The Mihail Chemiakin Centre works through the Mihail Chemiakin Foundation in St. Petersburg, which was created in 2002 and is the primary venue for public programs of the “Musée Imaginaire“ project and programs of The Institute of the Philosophy and Psychology of Art. The Centre's goals are to support Russian culture, organise cultural exchange with other countries and assist young artists, writers, performers and musicians. Since 2015 the “Musée Imaginaire“ operates under the aegis of the Ministry of Culture of the Russian Federation.
Back in the 1960s I began collecting, comparing and analyzing reproductions of works of fine and ritual art – Metaphysical Heads, Metaphysical Figures, – with the goal of synthesizing what these works by different masters had in common, understanding the essence of the image, and on that basis I hoped to create a system of “signs” in the art of the 20>thcentury. With time my research and the number of themes I explored broadened, along with the development of my own artistic work and the broadening of my analytical visual experience.

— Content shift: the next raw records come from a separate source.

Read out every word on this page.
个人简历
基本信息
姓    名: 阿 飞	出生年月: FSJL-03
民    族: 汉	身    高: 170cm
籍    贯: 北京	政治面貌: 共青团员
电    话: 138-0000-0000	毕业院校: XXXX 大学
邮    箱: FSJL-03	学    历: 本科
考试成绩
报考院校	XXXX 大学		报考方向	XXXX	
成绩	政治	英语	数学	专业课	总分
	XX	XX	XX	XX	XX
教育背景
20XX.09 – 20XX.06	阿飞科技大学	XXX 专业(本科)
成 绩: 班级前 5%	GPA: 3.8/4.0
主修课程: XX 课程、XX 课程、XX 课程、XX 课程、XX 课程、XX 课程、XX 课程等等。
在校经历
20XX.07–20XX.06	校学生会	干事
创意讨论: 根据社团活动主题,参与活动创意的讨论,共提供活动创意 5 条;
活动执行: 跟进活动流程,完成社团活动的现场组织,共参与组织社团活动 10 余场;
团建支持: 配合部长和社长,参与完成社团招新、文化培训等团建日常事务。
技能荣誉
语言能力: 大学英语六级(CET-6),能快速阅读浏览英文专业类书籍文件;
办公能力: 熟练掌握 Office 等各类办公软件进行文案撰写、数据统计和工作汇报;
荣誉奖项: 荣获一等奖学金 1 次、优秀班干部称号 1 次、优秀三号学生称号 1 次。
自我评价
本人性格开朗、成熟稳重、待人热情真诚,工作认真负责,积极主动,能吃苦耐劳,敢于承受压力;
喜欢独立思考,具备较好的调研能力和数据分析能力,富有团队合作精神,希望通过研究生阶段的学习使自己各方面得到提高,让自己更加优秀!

It is important to stress that this research were and continue to be purely visual, independent of place and time. I have always been less interested in who created the work that interests me, or when it was created, than in the linear, rhythmic, compositional, coloristic and conceptual similarities of different authors, regardless of where and when they worked.